Summary: We propose a variant of the Eulerian method for two-phase flow that is valid for small particle response time \(\tau \). For small \(\tau \), the particle velocity field \(v(x,t)\) approaches a unique, equilibrium field, independent of initial conditions. A precise inequality is derived specifying how small \(\tau \) must be for this to occur. When it does, \(v(x,t)\) depends only on local fluid quantities (velocity and its spatial and temporal derivatives), and may be expressed as an expansion in \(\tau \). We derive an expansion which generalizes those of previous researchers. The first-order truncation of this expansion may be computed efficiently, so by using it to approximate v, the method avoids the need to solve additional partial differential equations, and therefore is much faster than the standard Eulerian method. Results from a direct numerical simulation of turbulent channel flow indicate that this first-order approximation of v is sufficiently accurate. Static tests performed at one time-instance show the actual velocities of particles evolved in a Lagrangian fashion are estimated well by evaluating the first-order approximation of v at the particles’ positions.

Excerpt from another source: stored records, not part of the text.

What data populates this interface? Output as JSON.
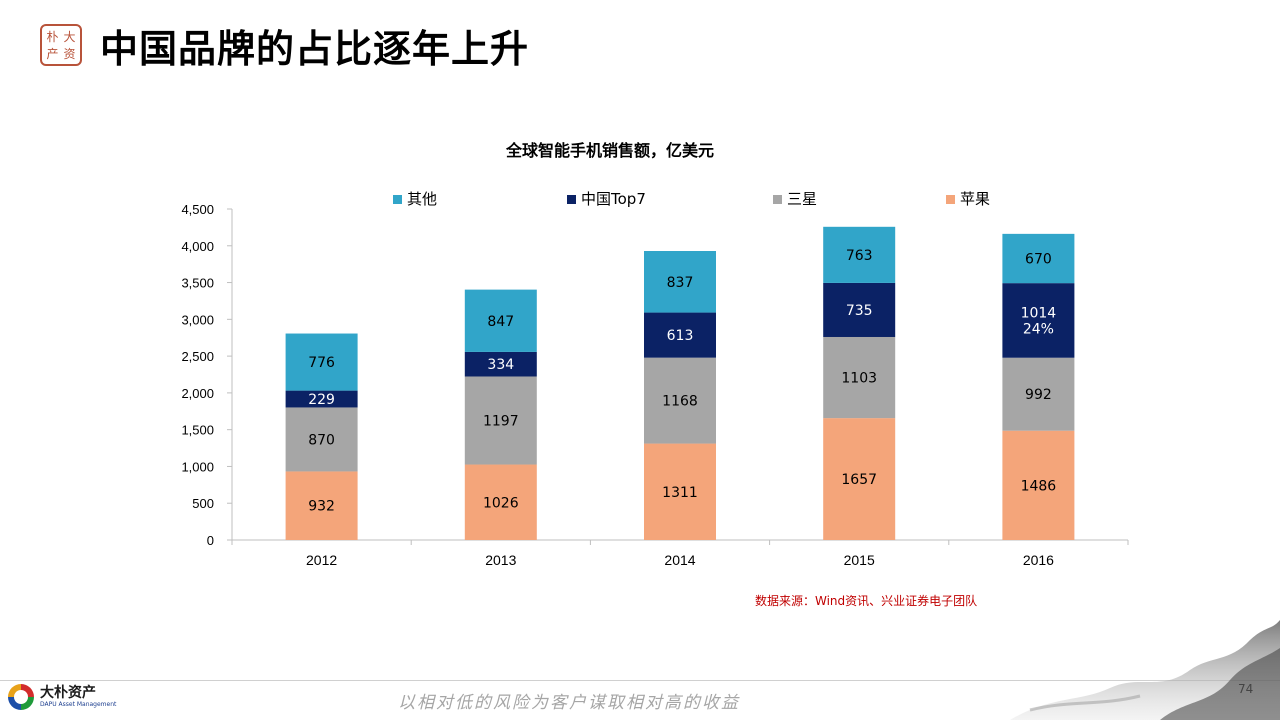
{
  "header": {
    "title": "中国品牌的占比逐年上升",
    "seal_chars": [
      "大",
      "朴",
      "资",
      "产"
    ]
  },
  "chart_data": {
    "type": "bar",
    "stacked": true,
    "title": "全球智能手机销售额，亿美元",
    "categories": [
      "2012",
      "2013",
      "2014",
      "2015",
      "2016"
    ],
    "series": [
      {
        "name": "苹果",
        "color": "#f4a57a",
        "values": [
          932,
          1026,
          1311,
          1657,
          1486
        ],
        "labels": [
          "932",
          "1026",
          "1311",
          "1657",
          "1486"
        ]
      },
      {
        "name": "三星",
        "color": "#a6a6a6",
        "values": [
          870,
          1197,
          1168,
          1103,
          992
        ],
        "labels": [
          "870",
          "1197",
          "1168",
          "1103",
          "992"
        ]
      },
      {
        "name": "中国Top7",
        "color": "#0b2265",
        "values": [
          229,
          334,
          613,
          735,
          1014
        ],
        "labels": [
          "229",
          "334",
          "613",
          "735",
          "1014\n24%"
        ]
      },
      {
        "name": "其他",
        "color": "#31a5c9",
        "values": [
          776,
          847,
          837,
          763,
          670
        ],
        "labels": [
          "776",
          "847",
          "837",
          "763",
          "670"
        ]
      }
    ],
    "legend_order": [
      "其他",
      "中国Top7",
      "三星",
      "苹果"
    ],
    "ylim": [
      0,
      4500
    ],
    "yticks": [
      "0",
      "500",
      "1,000",
      "1,500",
      "2,000",
      "2,500",
      "3,000",
      "3,500",
      "4,000",
      "4,500"
    ],
    "ytick_values": [
      0,
      500,
      1000,
      1500,
      2000,
      2500,
      3000,
      3500,
      4000,
      4500
    ],
    "legend_position": "top",
    "grid": false
  },
  "source_note": "数据来源：Wind资讯、兴业证券电子团队",
  "footer": {
    "logo_cn": "大朴资产",
    "logo_en": "DAPU Asset Management",
    "slogan": "以相对低的风险为客户谋取相对高的收益",
    "page_number": "74"
  }
}
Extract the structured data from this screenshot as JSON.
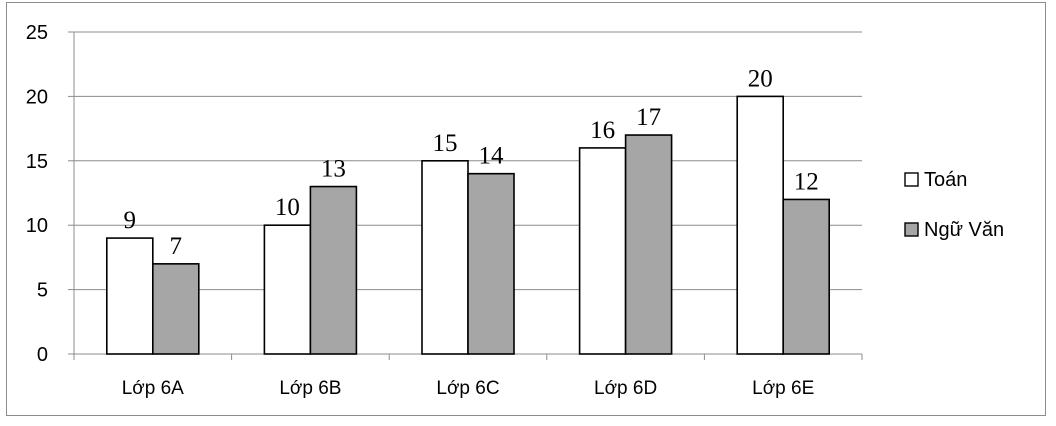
{
  "chart_data": {
    "type": "bar",
    "categories": [
      "Lớp 6A",
      "Lớp 6B",
      "Lớp 6C",
      "Lớp 6D",
      "Lớp 6E"
    ],
    "series": [
      {
        "name": "Toán",
        "values": [
          9,
          10,
          15,
          16,
          20
        ],
        "color": "#ffffff"
      },
      {
        "name": "Ngữ Văn",
        "values": [
          7,
          13,
          14,
          17,
          12
        ],
        "color": "#a6a6a6"
      }
    ],
    "yticks": [
      0,
      5,
      10,
      15,
      20,
      25
    ],
    "ylim": [
      0,
      25
    ],
    "grid": true,
    "legend": "right"
  }
}
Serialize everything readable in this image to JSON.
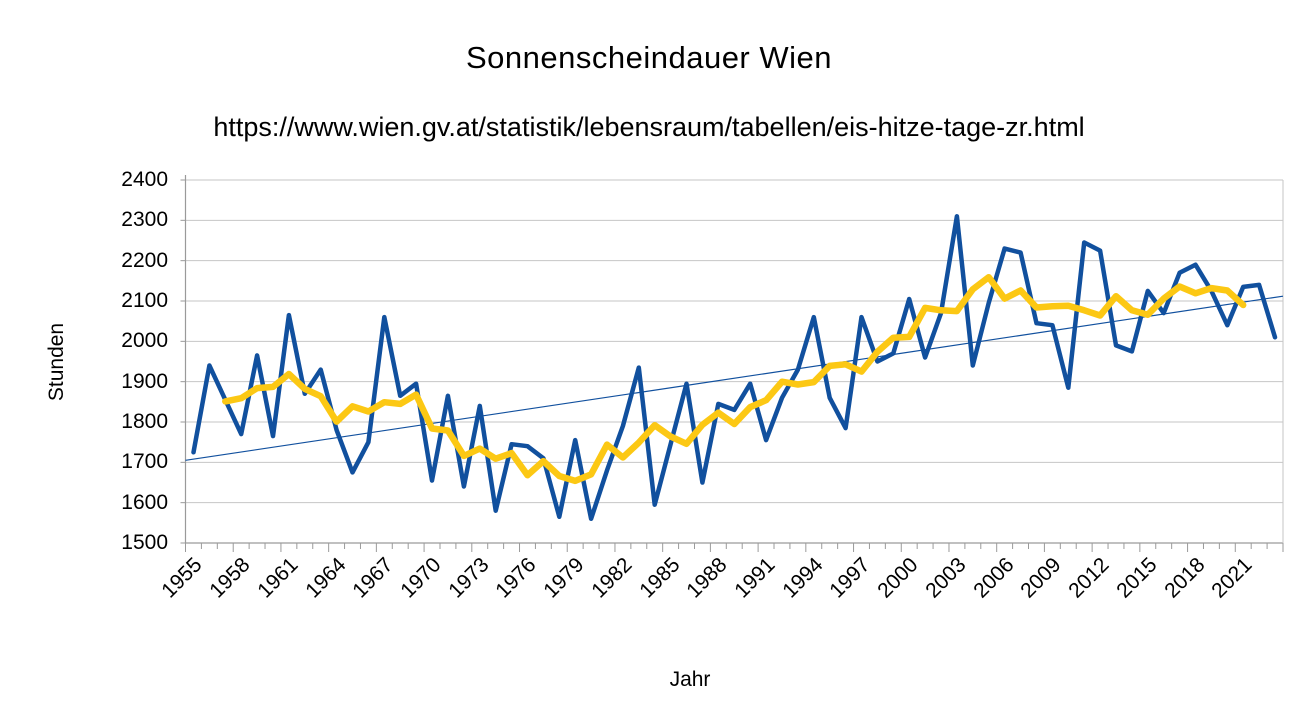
{
  "chart": {
    "title": "Sonnenscheindauer Wien",
    "subtitle": "https://www.wien.gv.at/statistik/lebensraum/tabellen/eis-hitze-tage-zr.html",
    "y_axis_title": "Stunden",
    "x_axis_title": "Jahr"
  },
  "chart_data": {
    "type": "line",
    "title": "Sonnenscheindauer Wien",
    "subtitle": "https://www.wien.gv.at/statistik/lebensraum/tabellen/eis-hitze-tage-zr.html",
    "xlabel": "Jahr",
    "ylabel": "Stunden",
    "ylim": [
      1500,
      2400
    ],
    "ytick_step": 100,
    "ytick_labels": [
      "2400",
      "2300",
      "2200",
      "2100",
      "2000",
      "1900",
      "1800",
      "1700",
      "1600",
      "1500"
    ],
    "grid": "horizontal",
    "legend": "none",
    "years_start": 1955,
    "years_end": 2023,
    "xtick_labels": [
      "1955",
      "1958",
      "1961",
      "1964",
      "1967",
      "1970",
      "1973",
      "1976",
      "1979",
      "1982",
      "1985",
      "1988",
      "1991",
      "1994",
      "1997",
      "2000",
      "2003",
      "2006",
      "2009",
      "2012",
      "2015",
      "2018",
      "2021"
    ],
    "series": [
      {
        "name": "jahreswerte",
        "color": "#11509e",
        "stroke_width": 4.5,
        "values": [
          1725,
          1940,
          1855,
          1770,
          1965,
          1765,
          2065,
          1870,
          1930,
          1780,
          1675,
          1750,
          2060,
          1865,
          1895,
          1655,
          1865,
          1640,
          1840,
          1580,
          1745,
          1740,
          1710,
          1565,
          1755,
          1560,
          1680,
          1790,
          1935,
          1595,
          1745,
          1895,
          1650,
          1845,
          1830,
          1895,
          1755,
          1860,
          1930,
          2060,
          1860,
          1785,
          2060,
          1950,
          1970,
          2105,
          1960,
          2070,
          2310,
          1940,
          2095,
          2230,
          2220,
          2045,
          2040,
          1885,
          2245,
          2225,
          1990,
          1975,
          2125,
          2070,
          2170,
          2190,
          2125,
          2040,
          2135,
          2140,
          2010
        ]
      },
      {
        "name": "gleitender-durchschnitt",
        "color": "#fcc814",
        "stroke_width": 6.5,
        "derived": "centered_moving_average",
        "window": 5
      },
      {
        "name": "trend",
        "color": "#11509e",
        "stroke_width": 1.2,
        "straight_line": {
          "start_value": 1705,
          "end_value": 2112
        }
      }
    ],
    "colors": {
      "gridline": "#c6c6c6",
      "axis": "#9a9a9a",
      "text": "#000000"
    }
  }
}
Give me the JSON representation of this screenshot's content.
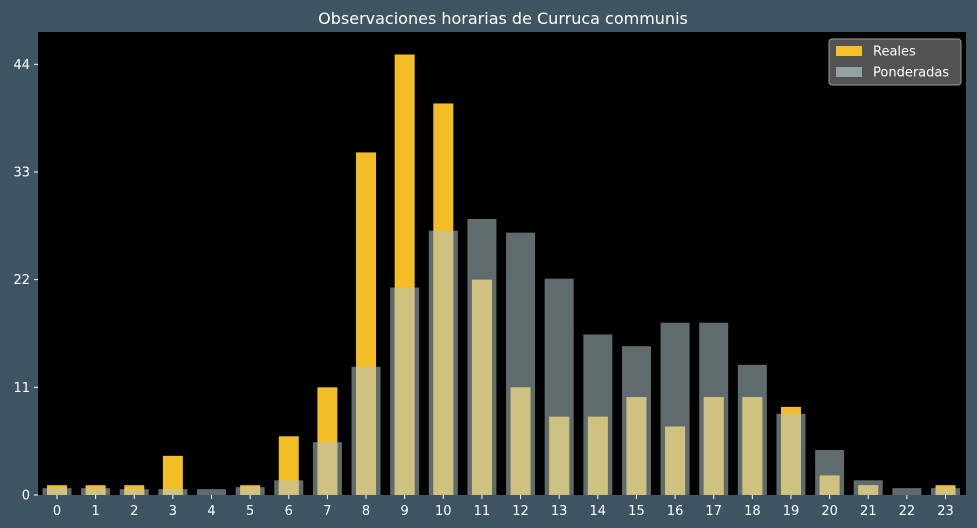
{
  "chart_data": {
    "type": "bar",
    "title": "Observaciones horarias de Curruca communis",
    "xlabel": "",
    "ylabel": "",
    "categories": [
      "0",
      "1",
      "2",
      "3",
      "4",
      "5",
      "6",
      "7",
      "8",
      "9",
      "10",
      "11",
      "12",
      "13",
      "14",
      "15",
      "16",
      "17",
      "18",
      "19",
      "20",
      "21",
      "22",
      "23"
    ],
    "ylim": [
      0,
      47.3
    ],
    "yticks": [
      "0",
      "11",
      "22",
      "33",
      "44"
    ],
    "grid": false,
    "legend_position": "top-right",
    "series": [
      {
        "name": "Reales",
        "color": "#ffc727",
        "values": [
          1,
          1,
          1,
          4,
          0,
          1,
          6,
          11,
          35,
          45,
          40,
          22,
          11,
          8,
          8,
          10,
          7,
          10,
          10,
          9,
          2,
          1,
          0,
          1
        ]
      },
      {
        "name": "Ponderadas",
        "color": "#afc3c8",
        "values": [
          0.7,
          0.7,
          0.6,
          0.6,
          0.6,
          0.8,
          1.5,
          5.4,
          13.1,
          21.2,
          27.0,
          28.2,
          26.8,
          22.1,
          16.4,
          15.2,
          17.6,
          17.6,
          13.3,
          8.3,
          4.6,
          1.5,
          0.7,
          0.7
        ]
      }
    ]
  }
}
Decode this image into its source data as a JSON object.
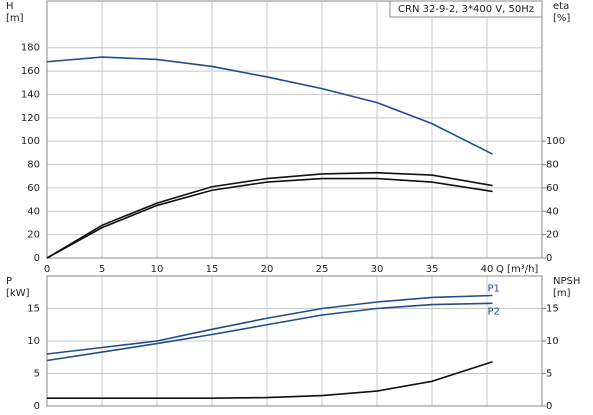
{
  "chart_data": [
    {
      "type": "line",
      "title": "CRN 32-9-2, 3*400 V, 50Hz",
      "ylabel": "H",
      "yunit": "[m]",
      "y2label": "eta",
      "y2unit": "[%]",
      "xlabel": "Q [m³/h]",
      "x": [
        0,
        5,
        10,
        15,
        20,
        25,
        30,
        35,
        40.5
      ],
      "xlim": [
        0,
        45
      ],
      "xticks": [
        0,
        5,
        10,
        15,
        20,
        25,
        30,
        35,
        40
      ],
      "ylim": [
        0,
        220
      ],
      "yticks": [
        0,
        20,
        40,
        60,
        80,
        100,
        120,
        140,
        160,
        180
      ],
      "y2lim": [
        0,
        220
      ],
      "y2ticks": [
        0,
        20,
        40,
        60,
        80,
        100
      ],
      "grid": true,
      "series": [
        {
          "color": "#1f4e8c",
          "axis": "y",
          "values": [
            168,
            172,
            170,
            164,
            155,
            145,
            133,
            115,
            89
          ]
        },
        {
          "color": "#111111",
          "axis": "y2",
          "values": [
            0,
            28,
            47,
            61,
            68,
            72,
            73,
            71,
            62
          ]
        },
        {
          "color": "#111111",
          "axis": "y2",
          "values": [
            0,
            26,
            45,
            58,
            65,
            68,
            68,
            65,
            57
          ]
        }
      ]
    },
    {
      "type": "line",
      "ylabel": "P",
      "yunit": "[kW]",
      "y2label": "NPSH",
      "y2unit": "[m]",
      "x": [
        0,
        5,
        10,
        15,
        20,
        25,
        30,
        35,
        40.5
      ],
      "xlim": [
        0,
        45
      ],
      "xticks": [
        0,
        5,
        10,
        15,
        20,
        25,
        30,
        35,
        40
      ],
      "ylim": [
        0,
        20
      ],
      "yticks": [
        0,
        5,
        10,
        15
      ],
      "y2lim": [
        0,
        20
      ],
      "y2ticks": [
        0,
        5,
        10,
        15
      ],
      "grid": true,
      "series": [
        {
          "name": "P1",
          "color": "#1f4e8c",
          "axis": "y",
          "values": [
            8,
            9,
            10,
            11.8,
            13.5,
            15,
            16,
            16.7,
            17
          ]
        },
        {
          "name": "P2",
          "color": "#1f4e8c",
          "axis": "y",
          "values": [
            7,
            8.3,
            9.6,
            11,
            12.5,
            14,
            15,
            15.6,
            15.8
          ]
        },
        {
          "color": "#111111",
          "axis": "y2",
          "values": [
            1.2,
            1.2,
            1.2,
            1.2,
            1.3,
            1.6,
            2.3,
            3.8,
            6.8
          ]
        }
      ]
    }
  ]
}
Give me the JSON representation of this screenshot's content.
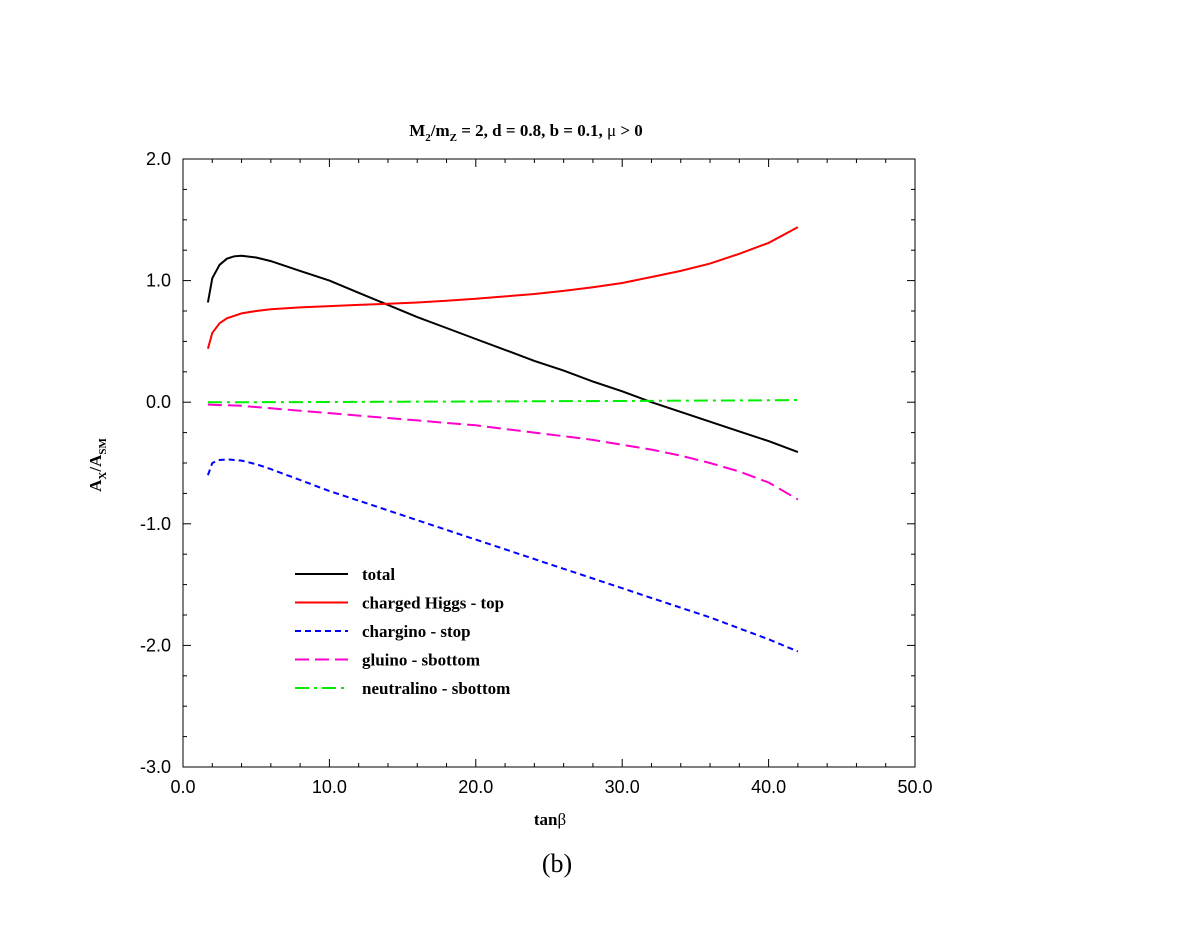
{
  "chart_data": {
    "type": "line",
    "title_parts": {
      "m1": "M",
      "sub1": "2",
      "m2": "/m",
      "sub2": "Z",
      "rest": " = 2, d = 0.8, b = 0.1, ",
      "mu": "μ",
      "tail": " > 0"
    },
    "xlabel_parts": {
      "main": "tan",
      "greek": "β"
    },
    "ylabel_parts": {
      "a1": "A",
      "sub1": "X",
      "mid": "/A",
      "sub2": "SM"
    },
    "xlim": [
      0,
      50
    ],
    "ylim": [
      -3,
      2
    ],
    "x_ticks": [
      {
        "value": 0,
        "label": "0.0"
      },
      {
        "value": 10,
        "label": "10.0"
      },
      {
        "value": 20,
        "label": "20.0"
      },
      {
        "value": 30,
        "label": "30.0"
      },
      {
        "value": 40,
        "label": "40.0"
      },
      {
        "value": 50,
        "label": "50.0"
      }
    ],
    "y_ticks": [
      {
        "value": -3,
        "label": "-3.0"
      },
      {
        "value": -2,
        "label": "-2.0"
      },
      {
        "value": -1,
        "label": "-1.0"
      },
      {
        "value": 0,
        "label": "0.0"
      },
      {
        "value": 1,
        "label": "1.0"
      },
      {
        "value": 2,
        "label": "2.0"
      }
    ],
    "x_minor_step": 2,
    "y_minor_step": 0.25,
    "grid": false,
    "legend_position": "lower-left",
    "series": [
      {
        "name": "total",
        "color": "#000000",
        "dash": "solid",
        "points": [
          [
            1.7,
            0.82
          ],
          [
            2.0,
            1.02
          ],
          [
            2.5,
            1.13
          ],
          [
            3.0,
            1.18
          ],
          [
            3.5,
            1.2
          ],
          [
            4.0,
            1.205
          ],
          [
            5.0,
            1.19
          ],
          [
            6.0,
            1.16
          ],
          [
            8.0,
            1.08
          ],
          [
            10.0,
            1.0
          ],
          [
            12.0,
            0.9
          ],
          [
            14.0,
            0.8
          ],
          [
            16.0,
            0.7
          ],
          [
            18.0,
            0.61
          ],
          [
            20.0,
            0.52
          ],
          [
            22.0,
            0.43
          ],
          [
            24.0,
            0.34
          ],
          [
            26.0,
            0.26
          ],
          [
            28.0,
            0.17
          ],
          [
            30.0,
            0.09
          ],
          [
            32.0,
            0.0
          ],
          [
            34.0,
            -0.08
          ],
          [
            36.0,
            -0.16
          ],
          [
            38.0,
            -0.24
          ],
          [
            40.0,
            -0.32
          ],
          [
            42.0,
            -0.41
          ]
        ]
      },
      {
        "name": "charged Higgs - top",
        "color": "#ff0000",
        "dash": "solid",
        "points": [
          [
            1.7,
            0.44
          ],
          [
            2.0,
            0.57
          ],
          [
            2.5,
            0.65
          ],
          [
            3.0,
            0.69
          ],
          [
            4.0,
            0.73
          ],
          [
            5.0,
            0.75
          ],
          [
            6.0,
            0.765
          ],
          [
            8.0,
            0.78
          ],
          [
            10.0,
            0.79
          ],
          [
            12.0,
            0.8
          ],
          [
            14.0,
            0.81
          ],
          [
            16.0,
            0.82
          ],
          [
            18.0,
            0.835
          ],
          [
            20.0,
            0.85
          ],
          [
            22.0,
            0.87
          ],
          [
            24.0,
            0.89
          ],
          [
            26.0,
            0.915
          ],
          [
            28.0,
            0.945
          ],
          [
            30.0,
            0.98
          ],
          [
            32.0,
            1.03
          ],
          [
            34.0,
            1.08
          ],
          [
            36.0,
            1.14
          ],
          [
            38.0,
            1.22
          ],
          [
            40.0,
            1.31
          ],
          [
            42.0,
            1.44
          ]
        ]
      },
      {
        "name": "chargino - stop",
        "color": "#0000ff",
        "dash": "short",
        "points": [
          [
            1.7,
            -0.6
          ],
          [
            2.0,
            -0.5
          ],
          [
            2.5,
            -0.475
          ],
          [
            3.0,
            -0.47
          ],
          [
            4.0,
            -0.48
          ],
          [
            5.0,
            -0.51
          ],
          [
            6.0,
            -0.55
          ],
          [
            8.0,
            -0.64
          ],
          [
            10.0,
            -0.73
          ],
          [
            12.0,
            -0.81
          ],
          [
            14.0,
            -0.89
          ],
          [
            16.0,
            -0.97
          ],
          [
            18.0,
            -1.05
          ],
          [
            20.0,
            -1.13
          ],
          [
            22.0,
            -1.21
          ],
          [
            24.0,
            -1.29
          ],
          [
            26.0,
            -1.37
          ],
          [
            28.0,
            -1.45
          ],
          [
            30.0,
            -1.53
          ],
          [
            32.0,
            -1.61
          ],
          [
            34.0,
            -1.69
          ],
          [
            36.0,
            -1.77
          ],
          [
            38.0,
            -1.86
          ],
          [
            40.0,
            -1.95
          ],
          [
            42.0,
            -2.05
          ]
        ]
      },
      {
        "name": "gluino - sbottom",
        "color": "#ff00cc",
        "dash": "long",
        "points": [
          [
            1.7,
            -0.02
          ],
          [
            4.0,
            -0.03
          ],
          [
            6.0,
            -0.05
          ],
          [
            8.0,
            -0.07
          ],
          [
            10.0,
            -0.09
          ],
          [
            12.0,
            -0.11
          ],
          [
            14.0,
            -0.13
          ],
          [
            16.0,
            -0.15
          ],
          [
            18.0,
            -0.17
          ],
          [
            20.0,
            -0.19
          ],
          [
            22.0,
            -0.22
          ],
          [
            24.0,
            -0.25
          ],
          [
            26.0,
            -0.28
          ],
          [
            28.0,
            -0.31
          ],
          [
            30.0,
            -0.35
          ],
          [
            32.0,
            -0.39
          ],
          [
            34.0,
            -0.44
          ],
          [
            36.0,
            -0.5
          ],
          [
            38.0,
            -0.57
          ],
          [
            40.0,
            -0.66
          ],
          [
            42.0,
            -0.8
          ]
        ]
      },
      {
        "name": "neutralino - sbottom",
        "color": "#00ee00",
        "dash": "dashdot",
        "points": [
          [
            1.7,
            0.0
          ],
          [
            5.0,
            0.0
          ],
          [
            10.0,
            0.002
          ],
          [
            15.0,
            0.004
          ],
          [
            20.0,
            0.006
          ],
          [
            25.0,
            0.008
          ],
          [
            30.0,
            0.01
          ],
          [
            35.0,
            0.013
          ],
          [
            40.0,
            0.016
          ],
          [
            42.0,
            0.018
          ]
        ]
      }
    ]
  },
  "caption": "(b)"
}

In particular, turbophoresis is represented accurately. Dynamic tests examine the effect of using the first-order approximation of v to evolve particles. The distribution of particles evolved in this way differs little from that of particles evolved using the standard Lagrangian method, indicating that static errors do not accumulate over time. In particular, the approximate method accurately captures preferential concentration in regions of high strain and low vorticity. Analogous results hold for bubbles. Therefore, for sufficiently small particles of any density, the first-order approximation to v is accurate, so the proposed variant of the Eulerian method is both accurate and fast.